The desire to improve our public-school system is in my blood. My mother—my inspiration for running—was a lifelong educator and teacher who took endless night classes to better herself and her career. She ran a successful day care when my siblings and I were pre-kindergarten age, she taught remedial reading travelling to many schools, she taught a gifted class and other elementary grades, and eventually became a vice principal and principal at an urban school with a large number of new Canadians. I have had the benefit of direct parental involvement in my education and I will make it a priority to encourage parental involvement in their children’s’ education. We know that active parental involvement in their children’s’ education results in better outcomes for all involved.
I love the school system. However, it can be better. Here are some ways.
First, in some cases, there is a two-to-three-year wait list to get a psycho-educational assessment done. These assessments identify children with special learning needs and are required to obtain additional funding from the provincial government to meet the needs identified in the assessment. Therefore, while there is a two to three year waitlist, the school board is not getting the necessary funds for the children and teachers who need the extra resources. There is no excuse for this unreasonably long wait list and it needs to change. Having students with special educational needs without the proper funding is unacceptable in a city as great as Vancouver. The current Vision Vancouver-led board has had six years to resolve this issue and have not. It’s time for a change. It’s time to get things done.

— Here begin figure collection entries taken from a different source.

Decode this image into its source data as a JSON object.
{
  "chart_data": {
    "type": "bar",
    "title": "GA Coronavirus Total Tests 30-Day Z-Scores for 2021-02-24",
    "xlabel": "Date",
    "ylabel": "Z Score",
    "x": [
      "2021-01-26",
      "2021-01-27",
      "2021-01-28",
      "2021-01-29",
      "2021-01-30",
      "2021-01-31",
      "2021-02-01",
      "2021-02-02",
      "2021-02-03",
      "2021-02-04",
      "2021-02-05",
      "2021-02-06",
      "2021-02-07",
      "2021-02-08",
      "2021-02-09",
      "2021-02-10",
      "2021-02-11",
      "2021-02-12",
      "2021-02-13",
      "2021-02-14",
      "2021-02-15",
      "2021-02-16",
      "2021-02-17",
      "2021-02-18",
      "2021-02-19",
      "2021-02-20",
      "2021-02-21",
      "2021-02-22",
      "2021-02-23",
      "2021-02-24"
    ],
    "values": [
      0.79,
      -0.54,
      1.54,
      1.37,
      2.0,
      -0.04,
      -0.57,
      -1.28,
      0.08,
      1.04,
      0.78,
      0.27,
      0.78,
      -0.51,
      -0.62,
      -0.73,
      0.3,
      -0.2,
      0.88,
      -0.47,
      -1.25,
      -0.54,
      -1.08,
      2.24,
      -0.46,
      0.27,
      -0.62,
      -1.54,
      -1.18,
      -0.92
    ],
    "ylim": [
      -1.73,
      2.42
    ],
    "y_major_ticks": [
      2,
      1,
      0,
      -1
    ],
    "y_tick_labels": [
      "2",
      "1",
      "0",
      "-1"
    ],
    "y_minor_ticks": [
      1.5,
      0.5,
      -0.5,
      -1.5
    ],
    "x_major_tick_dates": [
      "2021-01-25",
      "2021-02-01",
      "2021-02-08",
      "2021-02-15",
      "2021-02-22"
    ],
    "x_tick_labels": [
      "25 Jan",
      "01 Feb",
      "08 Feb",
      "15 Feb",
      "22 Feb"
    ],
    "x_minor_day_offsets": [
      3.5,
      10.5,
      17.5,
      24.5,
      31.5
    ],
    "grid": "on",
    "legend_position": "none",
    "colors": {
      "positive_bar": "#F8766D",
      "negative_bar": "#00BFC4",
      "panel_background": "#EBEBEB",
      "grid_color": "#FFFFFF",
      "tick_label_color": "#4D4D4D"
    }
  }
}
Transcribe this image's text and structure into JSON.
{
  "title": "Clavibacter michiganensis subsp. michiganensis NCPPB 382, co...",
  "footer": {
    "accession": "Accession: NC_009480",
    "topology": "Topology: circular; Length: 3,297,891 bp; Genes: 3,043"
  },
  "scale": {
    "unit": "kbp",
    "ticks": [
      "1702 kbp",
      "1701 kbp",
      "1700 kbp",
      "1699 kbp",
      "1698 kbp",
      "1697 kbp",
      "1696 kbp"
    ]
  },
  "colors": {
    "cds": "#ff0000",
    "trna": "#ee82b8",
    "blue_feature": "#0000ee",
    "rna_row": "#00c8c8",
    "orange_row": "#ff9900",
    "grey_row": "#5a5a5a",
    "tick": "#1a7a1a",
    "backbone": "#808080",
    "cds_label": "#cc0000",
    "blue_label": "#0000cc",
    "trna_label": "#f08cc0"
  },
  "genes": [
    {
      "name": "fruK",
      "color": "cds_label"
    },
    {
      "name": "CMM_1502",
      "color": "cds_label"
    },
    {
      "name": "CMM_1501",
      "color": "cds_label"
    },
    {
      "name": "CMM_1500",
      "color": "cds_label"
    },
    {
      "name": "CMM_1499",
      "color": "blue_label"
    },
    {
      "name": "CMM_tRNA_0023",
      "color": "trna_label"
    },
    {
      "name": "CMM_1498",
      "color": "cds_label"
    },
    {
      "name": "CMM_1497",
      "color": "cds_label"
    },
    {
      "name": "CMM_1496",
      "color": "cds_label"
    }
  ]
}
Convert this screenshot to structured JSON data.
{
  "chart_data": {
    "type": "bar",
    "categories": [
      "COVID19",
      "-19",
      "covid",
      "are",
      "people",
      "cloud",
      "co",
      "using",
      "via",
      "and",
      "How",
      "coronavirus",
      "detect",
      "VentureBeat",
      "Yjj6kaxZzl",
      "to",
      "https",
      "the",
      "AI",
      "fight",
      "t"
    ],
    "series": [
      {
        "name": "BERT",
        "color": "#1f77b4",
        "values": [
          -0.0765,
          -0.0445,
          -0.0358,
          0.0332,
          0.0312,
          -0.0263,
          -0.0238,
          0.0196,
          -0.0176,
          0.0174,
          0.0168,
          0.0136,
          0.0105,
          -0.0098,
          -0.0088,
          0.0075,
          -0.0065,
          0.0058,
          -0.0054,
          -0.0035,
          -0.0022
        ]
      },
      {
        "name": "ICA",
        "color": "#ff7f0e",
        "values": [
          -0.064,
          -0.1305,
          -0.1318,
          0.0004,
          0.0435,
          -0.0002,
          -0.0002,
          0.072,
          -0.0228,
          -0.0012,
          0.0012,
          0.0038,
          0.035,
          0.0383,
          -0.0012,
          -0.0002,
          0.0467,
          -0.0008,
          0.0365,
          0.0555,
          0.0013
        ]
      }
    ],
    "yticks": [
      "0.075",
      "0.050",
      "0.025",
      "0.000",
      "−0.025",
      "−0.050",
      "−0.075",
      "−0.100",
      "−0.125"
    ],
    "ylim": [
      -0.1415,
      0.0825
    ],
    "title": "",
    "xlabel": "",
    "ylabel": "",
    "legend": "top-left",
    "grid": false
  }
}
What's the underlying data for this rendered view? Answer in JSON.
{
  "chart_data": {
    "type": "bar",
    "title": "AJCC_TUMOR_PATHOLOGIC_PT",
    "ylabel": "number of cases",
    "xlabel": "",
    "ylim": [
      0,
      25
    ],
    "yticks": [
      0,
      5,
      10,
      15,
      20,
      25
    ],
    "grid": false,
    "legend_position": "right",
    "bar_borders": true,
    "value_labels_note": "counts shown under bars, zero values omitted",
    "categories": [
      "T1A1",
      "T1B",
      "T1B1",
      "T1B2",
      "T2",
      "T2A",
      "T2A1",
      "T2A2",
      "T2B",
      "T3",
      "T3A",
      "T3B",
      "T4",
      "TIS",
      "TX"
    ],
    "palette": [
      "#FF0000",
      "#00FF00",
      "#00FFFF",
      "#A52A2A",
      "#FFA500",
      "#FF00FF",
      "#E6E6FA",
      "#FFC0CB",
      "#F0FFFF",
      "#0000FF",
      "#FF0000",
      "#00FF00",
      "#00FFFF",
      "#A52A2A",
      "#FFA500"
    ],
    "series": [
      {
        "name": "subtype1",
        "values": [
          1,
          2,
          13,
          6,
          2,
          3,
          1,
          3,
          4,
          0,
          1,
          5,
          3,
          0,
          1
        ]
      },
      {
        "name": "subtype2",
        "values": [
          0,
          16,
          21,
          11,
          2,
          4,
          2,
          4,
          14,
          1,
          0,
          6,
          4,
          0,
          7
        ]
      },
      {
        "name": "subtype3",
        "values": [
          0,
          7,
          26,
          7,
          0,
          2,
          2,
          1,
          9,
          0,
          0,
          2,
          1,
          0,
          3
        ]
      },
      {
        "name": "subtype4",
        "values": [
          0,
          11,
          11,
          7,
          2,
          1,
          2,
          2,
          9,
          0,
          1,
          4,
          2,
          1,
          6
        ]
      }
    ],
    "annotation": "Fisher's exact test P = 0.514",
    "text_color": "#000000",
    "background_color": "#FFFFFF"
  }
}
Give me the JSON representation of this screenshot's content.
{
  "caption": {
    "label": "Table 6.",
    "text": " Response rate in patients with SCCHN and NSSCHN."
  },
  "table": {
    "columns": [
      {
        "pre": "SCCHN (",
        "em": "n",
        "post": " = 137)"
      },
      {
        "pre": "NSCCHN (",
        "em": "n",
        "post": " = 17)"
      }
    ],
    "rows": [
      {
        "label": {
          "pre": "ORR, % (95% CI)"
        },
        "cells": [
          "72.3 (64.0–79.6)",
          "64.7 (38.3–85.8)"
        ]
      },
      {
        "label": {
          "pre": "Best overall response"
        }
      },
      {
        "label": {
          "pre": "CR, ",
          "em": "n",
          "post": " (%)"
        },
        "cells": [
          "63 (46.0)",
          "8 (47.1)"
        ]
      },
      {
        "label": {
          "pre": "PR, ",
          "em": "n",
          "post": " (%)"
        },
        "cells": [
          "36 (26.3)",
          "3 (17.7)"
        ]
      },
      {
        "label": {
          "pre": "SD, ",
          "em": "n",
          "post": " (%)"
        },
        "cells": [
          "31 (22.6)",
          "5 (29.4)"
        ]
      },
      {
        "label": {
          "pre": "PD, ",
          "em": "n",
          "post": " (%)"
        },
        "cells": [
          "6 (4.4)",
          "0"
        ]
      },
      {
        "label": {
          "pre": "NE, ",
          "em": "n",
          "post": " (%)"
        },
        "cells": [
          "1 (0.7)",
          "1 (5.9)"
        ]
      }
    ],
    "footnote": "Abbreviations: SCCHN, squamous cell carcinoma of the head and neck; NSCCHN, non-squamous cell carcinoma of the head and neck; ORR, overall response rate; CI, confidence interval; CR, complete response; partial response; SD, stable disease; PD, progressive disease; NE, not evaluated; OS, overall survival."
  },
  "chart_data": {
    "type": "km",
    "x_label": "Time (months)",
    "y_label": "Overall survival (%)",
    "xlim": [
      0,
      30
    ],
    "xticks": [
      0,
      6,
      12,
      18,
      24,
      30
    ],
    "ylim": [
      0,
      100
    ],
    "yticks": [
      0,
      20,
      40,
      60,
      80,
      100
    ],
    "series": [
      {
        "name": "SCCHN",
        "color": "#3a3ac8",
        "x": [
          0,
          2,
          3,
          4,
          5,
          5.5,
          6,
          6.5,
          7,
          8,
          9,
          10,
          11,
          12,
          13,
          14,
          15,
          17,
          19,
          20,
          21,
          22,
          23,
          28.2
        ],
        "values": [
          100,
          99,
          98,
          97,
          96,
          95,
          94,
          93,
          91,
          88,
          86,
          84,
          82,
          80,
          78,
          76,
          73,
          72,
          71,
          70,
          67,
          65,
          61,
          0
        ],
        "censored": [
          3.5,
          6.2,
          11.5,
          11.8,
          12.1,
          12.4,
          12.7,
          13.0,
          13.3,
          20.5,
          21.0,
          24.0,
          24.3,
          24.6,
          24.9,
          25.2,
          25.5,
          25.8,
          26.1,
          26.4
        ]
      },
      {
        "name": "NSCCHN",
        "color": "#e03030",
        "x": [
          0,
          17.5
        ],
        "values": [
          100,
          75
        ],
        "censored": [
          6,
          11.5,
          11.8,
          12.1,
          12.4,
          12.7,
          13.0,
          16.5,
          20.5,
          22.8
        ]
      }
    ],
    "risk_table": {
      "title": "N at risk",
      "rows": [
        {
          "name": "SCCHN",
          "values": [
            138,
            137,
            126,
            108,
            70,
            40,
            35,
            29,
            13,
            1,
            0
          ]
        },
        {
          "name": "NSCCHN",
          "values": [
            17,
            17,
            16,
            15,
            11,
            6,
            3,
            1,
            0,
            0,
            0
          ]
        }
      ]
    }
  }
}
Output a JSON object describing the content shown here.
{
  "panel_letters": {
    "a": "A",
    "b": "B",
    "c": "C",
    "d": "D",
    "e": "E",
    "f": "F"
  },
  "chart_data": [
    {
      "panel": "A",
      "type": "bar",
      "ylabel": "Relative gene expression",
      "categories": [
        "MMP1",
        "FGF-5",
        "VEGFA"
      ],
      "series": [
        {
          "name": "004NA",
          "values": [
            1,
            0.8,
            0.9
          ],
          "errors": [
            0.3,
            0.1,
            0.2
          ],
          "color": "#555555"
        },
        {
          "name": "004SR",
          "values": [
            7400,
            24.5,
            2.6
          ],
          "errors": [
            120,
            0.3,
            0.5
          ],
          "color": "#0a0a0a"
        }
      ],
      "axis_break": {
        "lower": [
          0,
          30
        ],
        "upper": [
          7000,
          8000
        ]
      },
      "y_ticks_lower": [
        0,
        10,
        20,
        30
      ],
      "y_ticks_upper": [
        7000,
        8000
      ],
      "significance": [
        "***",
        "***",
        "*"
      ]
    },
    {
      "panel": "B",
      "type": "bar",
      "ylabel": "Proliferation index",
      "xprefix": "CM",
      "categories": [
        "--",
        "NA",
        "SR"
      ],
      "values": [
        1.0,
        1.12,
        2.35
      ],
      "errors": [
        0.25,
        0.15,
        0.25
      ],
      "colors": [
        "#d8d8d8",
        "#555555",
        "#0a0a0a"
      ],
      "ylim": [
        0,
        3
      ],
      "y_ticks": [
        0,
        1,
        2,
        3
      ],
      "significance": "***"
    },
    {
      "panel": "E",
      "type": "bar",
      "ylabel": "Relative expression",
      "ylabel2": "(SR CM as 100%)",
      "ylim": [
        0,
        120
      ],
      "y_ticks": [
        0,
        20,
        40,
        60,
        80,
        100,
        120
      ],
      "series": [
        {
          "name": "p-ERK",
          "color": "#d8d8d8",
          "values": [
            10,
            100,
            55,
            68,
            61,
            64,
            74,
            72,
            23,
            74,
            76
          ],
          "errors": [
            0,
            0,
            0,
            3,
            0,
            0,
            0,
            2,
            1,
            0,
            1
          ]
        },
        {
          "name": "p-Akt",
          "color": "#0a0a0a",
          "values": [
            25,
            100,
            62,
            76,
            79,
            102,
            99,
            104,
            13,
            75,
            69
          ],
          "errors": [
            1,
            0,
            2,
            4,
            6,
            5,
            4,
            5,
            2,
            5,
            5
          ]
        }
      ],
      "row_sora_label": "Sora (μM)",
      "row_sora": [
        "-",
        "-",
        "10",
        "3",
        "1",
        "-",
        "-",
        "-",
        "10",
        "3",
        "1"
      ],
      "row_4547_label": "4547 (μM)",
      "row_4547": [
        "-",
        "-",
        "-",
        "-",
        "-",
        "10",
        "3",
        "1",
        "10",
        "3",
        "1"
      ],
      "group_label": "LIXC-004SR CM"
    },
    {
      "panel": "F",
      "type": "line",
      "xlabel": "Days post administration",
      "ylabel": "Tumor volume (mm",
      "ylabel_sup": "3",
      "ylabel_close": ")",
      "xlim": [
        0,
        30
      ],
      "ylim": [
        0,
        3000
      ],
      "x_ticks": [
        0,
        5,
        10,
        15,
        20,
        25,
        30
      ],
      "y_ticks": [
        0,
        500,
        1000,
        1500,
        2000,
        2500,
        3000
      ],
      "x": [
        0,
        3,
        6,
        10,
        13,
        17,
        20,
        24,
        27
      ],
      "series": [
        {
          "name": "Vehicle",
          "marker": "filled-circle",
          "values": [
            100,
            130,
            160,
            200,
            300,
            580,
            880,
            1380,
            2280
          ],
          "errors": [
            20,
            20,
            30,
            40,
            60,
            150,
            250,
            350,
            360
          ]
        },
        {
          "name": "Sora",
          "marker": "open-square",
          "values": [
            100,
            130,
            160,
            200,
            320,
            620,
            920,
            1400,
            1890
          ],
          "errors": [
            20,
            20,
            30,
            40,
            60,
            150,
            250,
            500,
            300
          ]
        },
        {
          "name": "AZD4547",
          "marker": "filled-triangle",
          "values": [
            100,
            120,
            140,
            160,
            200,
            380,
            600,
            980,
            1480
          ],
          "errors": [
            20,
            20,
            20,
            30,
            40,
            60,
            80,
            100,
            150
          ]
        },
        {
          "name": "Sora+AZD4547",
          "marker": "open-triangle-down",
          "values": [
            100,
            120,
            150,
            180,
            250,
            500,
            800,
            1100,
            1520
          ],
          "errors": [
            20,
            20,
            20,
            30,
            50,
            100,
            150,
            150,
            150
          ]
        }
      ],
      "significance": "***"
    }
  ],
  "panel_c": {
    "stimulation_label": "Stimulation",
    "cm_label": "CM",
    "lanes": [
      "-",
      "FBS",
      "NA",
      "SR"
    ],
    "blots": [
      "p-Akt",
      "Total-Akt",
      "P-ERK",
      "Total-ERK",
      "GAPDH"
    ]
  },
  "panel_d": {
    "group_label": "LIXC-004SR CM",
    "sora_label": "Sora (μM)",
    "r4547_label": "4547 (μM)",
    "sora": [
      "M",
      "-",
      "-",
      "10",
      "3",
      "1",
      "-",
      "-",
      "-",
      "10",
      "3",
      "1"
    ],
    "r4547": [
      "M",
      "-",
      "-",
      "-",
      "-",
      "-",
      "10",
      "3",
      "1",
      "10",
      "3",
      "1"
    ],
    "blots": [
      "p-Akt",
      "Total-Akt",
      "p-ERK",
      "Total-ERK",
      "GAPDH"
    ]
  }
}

Second, Vancouverites tell me they don’t want ideology in their municipal politics and certainly not at the school board affecting children’s education. It is time to have a clear and open policy on grants and other charitable gifting to the Vancouver school board. The Vancouver school board turned down significant corporate grants based in ideological grounds. Those same grants were offered to and accepted by the cities of Burnaby, Surrey, West Vancouver, North Vancouver, and Coquitlam. Why are Vancouver students being singled out for ideological purposes? In addition, the decision making process for the acceptance of grants is neither clear nor open.
Third, there’s a crisis about the availability of day care spaces, even as there are excess spaces available at Vancouver elementary schools including neighbourhood annexes. Instead of talking about closing up schools due to declining enrollment, why isn’t the excess space being used for compatible educational needs of day care for pre-kindergarten children? The revenue generated from the rental of facilities can be used to fund additional programs for the students in Vancouver.
Finally, as a lawyer with a background in construction law, I understand the need and challenges with any seismic upgrade program. It is clear that a new dialogue needs to be conducted with the provincial government to ensure that the necessary seismic upgrades get done as quickly as possible.
It is time for change at our public schools. Our children deserve it.